A former CIA spymaster and two business associates have been indicted by a federal grand jury in Alexandria on charges that they conspired to sell a $5 million diesel engine assembly line to the Soviet Union in violation of U.S. export laws.

Federal authorities said yesterday that the charges were the result of an undercover sting operation run by the Customs Service through a fictitious Paris-based company with which the three allegedly had been dealing since October.

Paul Sakwa, one of the defendants named in the 11-count indictment, was the Washington-based chief of U.S. spy activity in Vietnam from 1959 to 1961. For two years prior to that he worked as a covert agent in Brussels, according to court papers. He left the Central Intelligence Agency in 1962 to join the State Department and remained there for two years before leaving the government to become a consultant.

Also charged by the grand jury were a Chicago business executive, Stephen G. Carter, president of Performance Sales and Marketing, Inc., and Gerald F. McCall, a Toronto businessman.

Sakwa was arrested by Customs agents on Dec. 28 at the Holiday Inn in Alexandria's Old Town section as he waited to meet with Carter and McCall, officials said yesterday. The latter two were arrested the same day at National Airport as they stepped off an American Airlines flight from Chicago.

All three men are free on bond and are scheduled to be arraigned on Monday at Alexandria's federal courthouse.

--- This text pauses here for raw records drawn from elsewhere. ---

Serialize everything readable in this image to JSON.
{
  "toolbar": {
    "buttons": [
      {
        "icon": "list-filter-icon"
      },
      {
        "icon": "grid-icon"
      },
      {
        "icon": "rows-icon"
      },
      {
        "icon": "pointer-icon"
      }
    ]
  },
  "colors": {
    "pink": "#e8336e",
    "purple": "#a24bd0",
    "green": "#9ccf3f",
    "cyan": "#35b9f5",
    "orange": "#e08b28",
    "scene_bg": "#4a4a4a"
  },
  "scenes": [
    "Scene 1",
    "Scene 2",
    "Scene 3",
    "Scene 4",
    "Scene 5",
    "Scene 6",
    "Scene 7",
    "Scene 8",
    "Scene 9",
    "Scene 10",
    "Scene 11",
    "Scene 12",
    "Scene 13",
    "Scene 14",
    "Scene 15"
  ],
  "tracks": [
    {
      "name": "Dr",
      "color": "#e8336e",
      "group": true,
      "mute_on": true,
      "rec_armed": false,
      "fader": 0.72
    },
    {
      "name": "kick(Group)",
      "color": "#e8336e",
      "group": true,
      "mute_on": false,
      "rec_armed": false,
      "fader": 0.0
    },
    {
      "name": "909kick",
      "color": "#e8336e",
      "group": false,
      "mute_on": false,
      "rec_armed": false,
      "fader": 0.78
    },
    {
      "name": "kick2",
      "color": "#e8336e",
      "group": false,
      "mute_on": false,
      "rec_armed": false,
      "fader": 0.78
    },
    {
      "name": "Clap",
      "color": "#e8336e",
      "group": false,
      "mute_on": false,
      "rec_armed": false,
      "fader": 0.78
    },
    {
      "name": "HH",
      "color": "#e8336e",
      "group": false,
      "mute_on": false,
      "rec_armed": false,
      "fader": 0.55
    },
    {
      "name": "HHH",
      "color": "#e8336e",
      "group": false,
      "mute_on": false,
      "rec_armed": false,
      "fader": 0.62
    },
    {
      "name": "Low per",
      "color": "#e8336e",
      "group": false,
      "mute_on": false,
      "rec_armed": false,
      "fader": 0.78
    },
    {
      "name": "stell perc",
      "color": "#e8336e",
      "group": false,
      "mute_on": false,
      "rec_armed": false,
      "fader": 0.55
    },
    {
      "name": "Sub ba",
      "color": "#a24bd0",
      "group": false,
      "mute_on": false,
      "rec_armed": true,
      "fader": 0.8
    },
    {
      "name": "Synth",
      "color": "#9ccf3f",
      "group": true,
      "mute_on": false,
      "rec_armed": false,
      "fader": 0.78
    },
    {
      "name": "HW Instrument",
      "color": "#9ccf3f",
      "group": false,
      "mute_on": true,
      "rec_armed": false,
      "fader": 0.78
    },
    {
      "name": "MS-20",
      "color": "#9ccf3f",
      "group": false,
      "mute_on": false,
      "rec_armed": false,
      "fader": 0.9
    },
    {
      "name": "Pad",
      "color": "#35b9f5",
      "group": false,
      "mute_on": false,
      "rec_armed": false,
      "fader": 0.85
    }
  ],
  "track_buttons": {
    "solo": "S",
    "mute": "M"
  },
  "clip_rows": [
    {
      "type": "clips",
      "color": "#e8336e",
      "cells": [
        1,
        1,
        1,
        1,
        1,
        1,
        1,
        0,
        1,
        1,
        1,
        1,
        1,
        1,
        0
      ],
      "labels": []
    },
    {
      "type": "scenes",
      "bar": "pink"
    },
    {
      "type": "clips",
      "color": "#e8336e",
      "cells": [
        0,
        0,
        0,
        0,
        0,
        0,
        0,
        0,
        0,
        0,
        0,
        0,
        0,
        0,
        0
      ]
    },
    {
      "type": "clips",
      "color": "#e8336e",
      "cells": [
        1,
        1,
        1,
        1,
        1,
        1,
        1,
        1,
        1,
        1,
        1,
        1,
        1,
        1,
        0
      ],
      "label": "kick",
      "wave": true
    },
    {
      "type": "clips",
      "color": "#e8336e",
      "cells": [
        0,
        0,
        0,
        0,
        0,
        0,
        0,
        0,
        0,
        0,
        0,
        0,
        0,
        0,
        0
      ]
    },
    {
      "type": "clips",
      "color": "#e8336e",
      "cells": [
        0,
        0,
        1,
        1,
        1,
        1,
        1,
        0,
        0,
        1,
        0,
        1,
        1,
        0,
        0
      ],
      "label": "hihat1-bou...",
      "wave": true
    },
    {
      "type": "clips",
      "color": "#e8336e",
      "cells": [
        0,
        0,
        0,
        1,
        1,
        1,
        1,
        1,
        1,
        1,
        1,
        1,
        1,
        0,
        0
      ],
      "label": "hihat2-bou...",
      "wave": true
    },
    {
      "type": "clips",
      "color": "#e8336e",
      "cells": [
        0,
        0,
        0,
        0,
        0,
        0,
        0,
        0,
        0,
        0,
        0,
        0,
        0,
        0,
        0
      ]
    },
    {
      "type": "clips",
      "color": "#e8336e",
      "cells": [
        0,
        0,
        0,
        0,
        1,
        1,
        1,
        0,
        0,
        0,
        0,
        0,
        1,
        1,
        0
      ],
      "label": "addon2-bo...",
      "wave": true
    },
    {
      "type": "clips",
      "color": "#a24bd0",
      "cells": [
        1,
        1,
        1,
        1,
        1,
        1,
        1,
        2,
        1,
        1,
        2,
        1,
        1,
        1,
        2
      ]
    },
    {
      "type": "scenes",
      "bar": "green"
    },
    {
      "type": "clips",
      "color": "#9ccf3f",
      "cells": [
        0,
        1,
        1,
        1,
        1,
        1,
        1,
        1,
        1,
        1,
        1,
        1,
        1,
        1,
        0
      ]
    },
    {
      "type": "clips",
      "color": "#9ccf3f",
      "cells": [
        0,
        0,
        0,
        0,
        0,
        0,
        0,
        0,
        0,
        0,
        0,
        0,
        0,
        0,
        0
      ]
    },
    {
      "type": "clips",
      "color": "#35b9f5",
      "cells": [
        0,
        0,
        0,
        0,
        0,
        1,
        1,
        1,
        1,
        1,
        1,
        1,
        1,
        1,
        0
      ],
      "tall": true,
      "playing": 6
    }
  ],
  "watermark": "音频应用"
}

Customs Service Commissioner William von Rabb told a news conference that the three had an option to buy a diesel assembly line manufactured by Ingersoll-Rand Co., a New Jersey-based conglomerate, and planned to export the assembly line to the Kama River Truck Complex, a major Soviet factory in Siberia.

Ever since U.S. officials found that the truck facility manufactured much of the military equipment used by Soviet forces in its two-year-old operation in Afghanistan, American firms have been forbidden to ship equipment there.

Von Rabb said the United States has no evidence that the Soviet Union was directly involved.

"The Soviets do not leave fingerprints," he said. "So it's not surprising at this point not to have any hard evidence that the Soviets were involved."

The indictment was vague about whether any Soviet officials had been involved. William Rudman, special agent in charge of Customs' Washington field office, declined to say if any Soviet Embassy personnel may have figured in the proposed deal. Rudman said that the Customs investigation is continuing and the question was "sensitive."

The assembly line is among the items on the Commerce Department's Commodity Control List, meaning that a special license is required from the department in order to export it. A license for shipment to the Soviet Union would not be issued, the indictment said.

The grand jury charged that the three men had dealt with the Paris firm, identified only as Arinfi, in order to obtain documents listing France as the final destination for the equipment. Assistant U.S. Attorney Joseph J. Aronica said that the name Arinfi carried no special significance.

The indictment, returned late Tuesday in Alexandria and made public yesterday, alleged that the men had been alerted on Dec. 20 through an acquaintance of Carter's that the Soviets were interested in buying the assembly line.

The Customs investigation is part of Operation Exodus, a 14-month-old Reagan administration campaign to curb the illegal export of American-made high-technology and strategic materials. A Canadian firm and two of its executives are facing similar U.S. charges in Alexandria alleging that they conspired to ship tank engines to Iran.

Sakwa, a Northwest Washington resident, made headlines in 1973 when he opposed President Nixon's choice of William E. Colby to head the CIA, criticizing Colby's performance as CIA station chief in Saigon in the early 1960s.

Sakwa, who watched over the agency's covert activities in Vietnam for about two years, later served as special assistant to CIA spy chief Richard M. Bissell Jr. before leaving the agency.

If convicted, Sakwa and Carter face up to 50 years in prison and fines totaling more than $75 million, under provisions of the Export Administration Act. McCall could receive a maximum penalty of 45 years' imprisonment and more than $50 million in fines.